Open Heart Surgery Lessons Learned for IT Part 3 – Monitoring Health and Disaster Recovery

18 Jul
Open Heart Surgery Lessons Learned for IT Part 3 – Monitoring Health and Disaster Recovery

One of the biggest issues we have in health is poor monitoring.  This is also the case in health of many of our systems.  As a DBA, I’m always concerned about the health of my database servers; mainly because I would like to keep my job and not get the 3am call that something has gone terribly wrong. However, with that said, no matter how careful we are there is always the probability of something bad going wrong.

This is part three of my lessons learned and will have more of a focus on Database monitoring and Disaster recovery.

Observation: First of all of us need to monitor our health. Not to sound too much like a doctor, but this is generally the biggest reason for the patient to need heart surgery; health problems. We have so much knowledge about what causes heart attacks yet we are negligent. Of course not all heart problems are preventable, but for the most part there are many aspects one can monitor to make sure that they are as healthy as they can be. For example, there are cholesterol tests, tests for hypertension, stress tests, echo-cardiograms and many other tools that can assist in health monitoring.

There are also certain lifestyle choices that one can make to maintain a healthy heart like exercise, not eating too much junk food, not smoking and others. Of course there are factors that are out of our control such as our genetic make up. This particular patient had a history of heart disease (one sibling died of a heart attack), quit smoking only two years prior, and was in the obese category weight weight wise. The patient also had a mild heart attack before going through with this procedure and a diagnostic Cath (Diagnostic Cardiac Catherization) was done to determine the level of blockage of the coronary arteries. The patient was also a senior citizen.

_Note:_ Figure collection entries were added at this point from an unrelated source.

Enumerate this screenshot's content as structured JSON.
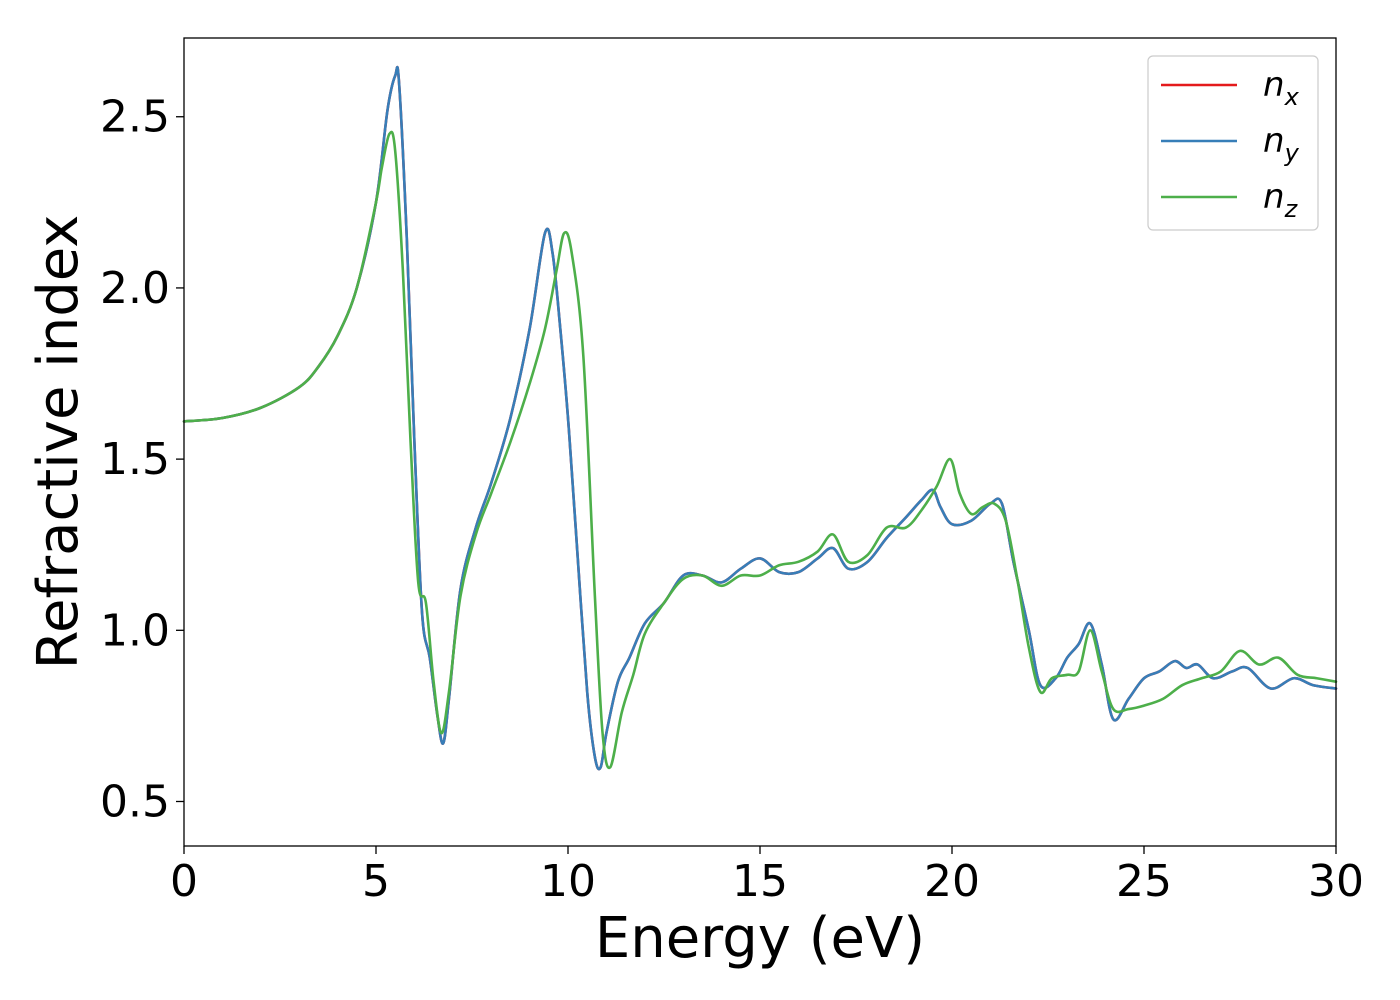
{
  "chart_data": {
    "type": "line",
    "xlabel": "Energy (eV)",
    "ylabel": "Refractive index",
    "xlim": [
      0,
      30
    ],
    "ylim": [
      0.37,
      2.73
    ],
    "xticks": [
      0,
      5,
      10,
      15,
      20,
      25,
      30
    ],
    "xtick_labels": [
      "0",
      "5",
      "10",
      "15",
      "20",
      "25",
      "30"
    ],
    "yticks": [
      0.5,
      1.0,
      1.5,
      2.0,
      2.5
    ],
    "ytick_labels": [
      "0.5",
      "1.0",
      "1.5",
      "2.0",
      "2.5"
    ],
    "grid": false,
    "legend_position": "top-right",
    "series": [
      {
        "name": "n",
        "subscript": "x",
        "color": "#e41a1c",
        "x": [
          0,
          1,
          2,
          3,
          3.5,
          4,
          4.5,
          5,
          5.3,
          5.5,
          5.6,
          5.8,
          6,
          6.2,
          6.4,
          6.6,
          6.75,
          6.9,
          7.2,
          7.6,
          8,
          8.5,
          9,
          9.4,
          9.6,
          9.8,
          10,
          10.2,
          10.5,
          10.7,
          10.85,
          11,
          11.3,
          11.6,
          12,
          12.5,
          13,
          13.5,
          14,
          14.5,
          15,
          15.5,
          16,
          16.5,
          16.9,
          17.3,
          17.8,
          18.3,
          18.8,
          19.2,
          19.5,
          19.7,
          20,
          20.5,
          21,
          21.3,
          21.6,
          22,
          22.3,
          22.7,
          23,
          23.3,
          23.6,
          23.9,
          24.2,
          24.6,
          25,
          25.4,
          25.8,
          26.1,
          26.4,
          26.8,
          27.3,
          27.7,
          28.3,
          28.9,
          29.4,
          30
        ],
        "y": [
          1.61,
          1.62,
          1.65,
          1.71,
          1.77,
          1.86,
          2.0,
          2.25,
          2.52,
          2.62,
          2.6,
          2.15,
          1.55,
          1.05,
          0.92,
          0.75,
          0.67,
          0.8,
          1.12,
          1.3,
          1.43,
          1.62,
          1.88,
          2.16,
          2.1,
          1.88,
          1.62,
          1.3,
          0.82,
          0.63,
          0.6,
          0.7,
          0.85,
          0.92,
          1.02,
          1.08,
          1.16,
          1.16,
          1.14,
          1.18,
          1.21,
          1.17,
          1.17,
          1.21,
          1.24,
          1.18,
          1.2,
          1.27,
          1.33,
          1.38,
          1.41,
          1.36,
          1.31,
          1.32,
          1.37,
          1.37,
          1.2,
          1.0,
          0.84,
          0.86,
          0.92,
          0.96,
          1.02,
          0.9,
          0.74,
          0.8,
          0.86,
          0.88,
          0.91,
          0.89,
          0.9,
          0.86,
          0.88,
          0.89,
          0.83,
          0.86,
          0.84,
          0.83
        ]
      },
      {
        "name": "n",
        "subscript": "y",
        "color": "#377eb8",
        "x": [
          0,
          1,
          2,
          3,
          3.5,
          4,
          4.5,
          5,
          5.3,
          5.5,
          5.6,
          5.8,
          6,
          6.2,
          6.4,
          6.6,
          6.75,
          6.9,
          7.2,
          7.6,
          8,
          8.5,
          9,
          9.4,
          9.6,
          9.8,
          10,
          10.2,
          10.5,
          10.7,
          10.85,
          11,
          11.3,
          11.6,
          12,
          12.5,
          13,
          13.5,
          14,
          14.5,
          15,
          15.5,
          16,
          16.5,
          16.9,
          17.3,
          17.8,
          18.3,
          18.8,
          19.2,
          19.5,
          19.7,
          20,
          20.5,
          21,
          21.3,
          21.6,
          22,
          22.3,
          22.7,
          23,
          23.3,
          23.6,
          23.9,
          24.2,
          24.6,
          25,
          25.4,
          25.8,
          26.1,
          26.4,
          26.8,
          27.3,
          27.7,
          28.3,
          28.9,
          29.4,
          30
        ],
        "y": [
          1.61,
          1.62,
          1.65,
          1.71,
          1.77,
          1.86,
          2.0,
          2.25,
          2.52,
          2.62,
          2.6,
          2.15,
          1.55,
          1.05,
          0.92,
          0.75,
          0.67,
          0.8,
          1.12,
          1.3,
          1.43,
          1.62,
          1.88,
          2.16,
          2.1,
          1.88,
          1.62,
          1.3,
          0.82,
          0.63,
          0.6,
          0.7,
          0.85,
          0.92,
          1.02,
          1.08,
          1.16,
          1.16,
          1.14,
          1.18,
          1.21,
          1.17,
          1.17,
          1.21,
          1.24,
          1.18,
          1.2,
          1.27,
          1.33,
          1.38,
          1.41,
          1.36,
          1.31,
          1.32,
          1.37,
          1.37,
          1.2,
          1.0,
          0.84,
          0.86,
          0.92,
          0.96,
          1.02,
          0.9,
          0.74,
          0.8,
          0.86,
          0.88,
          0.91,
          0.89,
          0.9,
          0.86,
          0.88,
          0.89,
          0.83,
          0.86,
          0.84,
          0.83
        ]
      },
      {
        "name": "n",
        "subscript": "z",
        "color": "#4daf4a",
        "x": [
          0,
          1,
          2,
          3,
          3.5,
          4,
          4.5,
          5,
          5.15,
          5.35,
          5.5,
          5.7,
          5.9,
          6.1,
          6.3,
          6.5,
          6.7,
          6.9,
          7.2,
          7.6,
          8,
          8.5,
          9,
          9.4,
          9.7,
          9.9,
          10.1,
          10.4,
          10.7,
          10.9,
          11.1,
          11.4,
          11.7,
          12,
          12.5,
          13,
          13.5,
          14,
          14.5,
          15,
          15.5,
          16,
          16.5,
          16.9,
          17.3,
          17.8,
          18.3,
          18.8,
          19.2,
          19.6,
          19.95,
          20.2,
          20.5,
          20.8,
          21.1,
          21.4,
          21.7,
          22,
          22.3,
          22.6,
          23,
          23.3,
          23.6,
          23.9,
          24.2,
          24.6,
          25,
          25.5,
          26,
          26.5,
          27,
          27.5,
          28,
          28.5,
          29,
          29.5,
          30
        ],
        "y": [
          1.61,
          1.62,
          1.65,
          1.71,
          1.77,
          1.86,
          2.0,
          2.25,
          2.35,
          2.45,
          2.4,
          2.05,
          1.55,
          1.14,
          1.08,
          0.85,
          0.7,
          0.82,
          1.1,
          1.28,
          1.4,
          1.55,
          1.72,
          1.88,
          2.05,
          2.16,
          2.1,
          1.8,
          1.1,
          0.7,
          0.6,
          0.76,
          0.87,
          0.99,
          1.08,
          1.15,
          1.16,
          1.13,
          1.16,
          1.16,
          1.19,
          1.2,
          1.23,
          1.28,
          1.2,
          1.22,
          1.3,
          1.3,
          1.35,
          1.42,
          1.5,
          1.4,
          1.34,
          1.36,
          1.37,
          1.32,
          1.15,
          0.95,
          0.82,
          0.86,
          0.87,
          0.88,
          1.0,
          0.88,
          0.77,
          0.77,
          0.78,
          0.8,
          0.84,
          0.86,
          0.88,
          0.94,
          0.9,
          0.92,
          0.87,
          0.86,
          0.85
        ]
      }
    ]
  }
}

Take Back: First of all, let’s look at the disaster recovery part of this. When doctors realized that there was a problem, they immediately prepared the patient for the best possible procedure for the patient. In today’s IT world we are plagued with problems like security, hardware failures, lack of backups, and many more. We also see the signs of failure and many chose to ignore them or use the wrong method to prevent the disaster from getting worse.

As a DBA one of the most fundamental parts of disaster recovery is knowing your options very well.  Developers do not get into the details of disaster recovery and high availability unless they really have an interest in it so it is your job to make sure you know the tools that you have at your disposal. I have been told in the past that our disaster recovery response is to restore all backups. However, this does not provide high availability on servers since it could potentially take hours, days or even weeks to recover all databases.

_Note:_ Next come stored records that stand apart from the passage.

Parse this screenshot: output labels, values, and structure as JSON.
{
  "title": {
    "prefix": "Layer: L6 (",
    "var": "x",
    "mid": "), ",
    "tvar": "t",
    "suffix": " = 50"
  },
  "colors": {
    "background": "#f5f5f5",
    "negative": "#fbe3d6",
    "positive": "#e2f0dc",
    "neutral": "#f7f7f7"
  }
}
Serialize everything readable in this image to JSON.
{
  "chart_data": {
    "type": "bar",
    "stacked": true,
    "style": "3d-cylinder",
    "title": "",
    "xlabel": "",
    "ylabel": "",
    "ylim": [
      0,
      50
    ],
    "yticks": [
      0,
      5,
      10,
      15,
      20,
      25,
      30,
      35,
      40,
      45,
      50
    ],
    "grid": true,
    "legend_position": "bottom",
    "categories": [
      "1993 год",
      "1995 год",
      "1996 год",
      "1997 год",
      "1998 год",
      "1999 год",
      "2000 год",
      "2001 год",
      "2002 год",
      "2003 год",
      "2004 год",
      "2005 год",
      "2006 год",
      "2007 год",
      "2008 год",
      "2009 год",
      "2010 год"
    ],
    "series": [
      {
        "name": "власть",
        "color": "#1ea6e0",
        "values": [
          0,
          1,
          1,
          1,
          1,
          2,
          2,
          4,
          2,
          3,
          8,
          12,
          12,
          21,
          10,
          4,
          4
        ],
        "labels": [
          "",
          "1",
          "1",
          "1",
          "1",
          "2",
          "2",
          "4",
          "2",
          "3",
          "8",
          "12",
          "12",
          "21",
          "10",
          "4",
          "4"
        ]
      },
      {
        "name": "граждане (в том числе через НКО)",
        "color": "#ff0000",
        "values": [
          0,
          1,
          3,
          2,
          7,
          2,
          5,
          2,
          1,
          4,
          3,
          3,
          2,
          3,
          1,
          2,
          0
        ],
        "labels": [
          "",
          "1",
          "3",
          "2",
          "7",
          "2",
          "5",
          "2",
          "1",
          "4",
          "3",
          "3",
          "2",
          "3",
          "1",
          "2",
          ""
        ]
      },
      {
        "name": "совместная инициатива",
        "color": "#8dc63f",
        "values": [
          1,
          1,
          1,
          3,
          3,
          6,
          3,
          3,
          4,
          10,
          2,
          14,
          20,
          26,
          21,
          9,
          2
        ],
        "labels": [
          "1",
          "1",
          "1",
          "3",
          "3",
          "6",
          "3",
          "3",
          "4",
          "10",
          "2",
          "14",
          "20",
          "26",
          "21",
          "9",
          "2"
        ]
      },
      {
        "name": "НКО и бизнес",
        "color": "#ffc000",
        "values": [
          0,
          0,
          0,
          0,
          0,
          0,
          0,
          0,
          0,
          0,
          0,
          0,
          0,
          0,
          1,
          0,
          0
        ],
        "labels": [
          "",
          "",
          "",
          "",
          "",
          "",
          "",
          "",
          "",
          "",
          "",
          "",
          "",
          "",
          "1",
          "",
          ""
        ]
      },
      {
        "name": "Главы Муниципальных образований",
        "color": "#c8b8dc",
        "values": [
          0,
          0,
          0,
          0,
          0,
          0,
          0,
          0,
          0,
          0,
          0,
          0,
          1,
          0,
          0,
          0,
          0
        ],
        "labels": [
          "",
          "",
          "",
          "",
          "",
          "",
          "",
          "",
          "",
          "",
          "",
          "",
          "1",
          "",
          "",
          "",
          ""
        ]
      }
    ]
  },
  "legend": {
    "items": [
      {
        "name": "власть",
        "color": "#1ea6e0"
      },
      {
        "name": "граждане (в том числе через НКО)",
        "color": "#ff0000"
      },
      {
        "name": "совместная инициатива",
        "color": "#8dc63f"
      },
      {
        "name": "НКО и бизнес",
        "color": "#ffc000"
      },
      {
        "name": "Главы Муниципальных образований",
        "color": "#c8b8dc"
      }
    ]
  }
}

Disasters come in all shapes and forms and the team at Microsoft has made sure we have many different options. Full server fail-over in the form of Cluster has been significantly improved with SQL 2012 allowing for Muti-Subnet clustering so that servers can be separated geographically at different sites. If you lose power at your data center locally, your remote data center 200 miles away can pick up the slack. Of course this is one of the more expensive forms of high-availability options the next one being Always-On Availability groups. I like to think of it as a hybrid between clustering and database mirroring with the advantage of allowing for groups of databases to be replicated to other servers and failed over if necessary. There are many other options available but I thought I would just mention the newer features and in future posts go into some detail on each one.

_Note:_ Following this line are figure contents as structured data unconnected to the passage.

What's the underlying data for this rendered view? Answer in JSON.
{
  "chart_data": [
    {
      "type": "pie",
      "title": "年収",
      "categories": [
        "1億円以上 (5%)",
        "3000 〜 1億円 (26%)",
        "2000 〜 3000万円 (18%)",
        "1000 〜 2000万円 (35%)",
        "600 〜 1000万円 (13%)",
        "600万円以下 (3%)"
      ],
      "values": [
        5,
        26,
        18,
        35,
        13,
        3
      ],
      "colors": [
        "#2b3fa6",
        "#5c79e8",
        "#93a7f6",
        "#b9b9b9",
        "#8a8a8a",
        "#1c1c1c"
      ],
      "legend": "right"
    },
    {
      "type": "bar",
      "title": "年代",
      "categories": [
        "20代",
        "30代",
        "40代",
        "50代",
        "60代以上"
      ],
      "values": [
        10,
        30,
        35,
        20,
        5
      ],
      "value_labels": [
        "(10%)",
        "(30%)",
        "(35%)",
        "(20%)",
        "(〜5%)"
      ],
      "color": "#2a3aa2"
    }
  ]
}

On the other side of disaster recovery is actually being proactive and monitoring the health of your database servers. One issue that always gets a DBA is running out of space; because it is very expensive to get good disk arrays that are both RAID and on a SAN. There are many tools available for monitoring disk space across all servers, I’ve only used a handful but I’m sure a Google search will bring up some good results for you. There are many other internal alerting systems within SQL Server that can also notify you of a possible disaster on your server. There are regular forms of maintenance that can be done to make sure that all your databases are healthy and functioning.

A last point that I wanted to touch on is finding other options when you feel like your system is at its end. With the patient I mentioned at the beginning of this post, they had the option of doing bypass surgery but others may even require a full heart transplant. Similarly, a good DBA knows when to let go and replace old hardware; especially when warranties are going to expire. If you love for warranties and support to expire from hardware manufacturers then start enjoying late nights in the data center. Sometimes we have to do difficult server migrations which are time consuming in planning and executing. Late last year, I was privileged to lead a database server migration for our main website ( I’m glad that I had finished SQL 2012 with Gethyn Ellis who gave me good advice with the process. It was a good experience of course but what came out of it was excellent for the company, a set of brand new servers! It’s nice to start new sometimes and it is the only solution often. Just remember to take care of the new environment you have!

Finally, the key to all of this is being proactive. Disasters are hardest to avert when one is not prepared for them.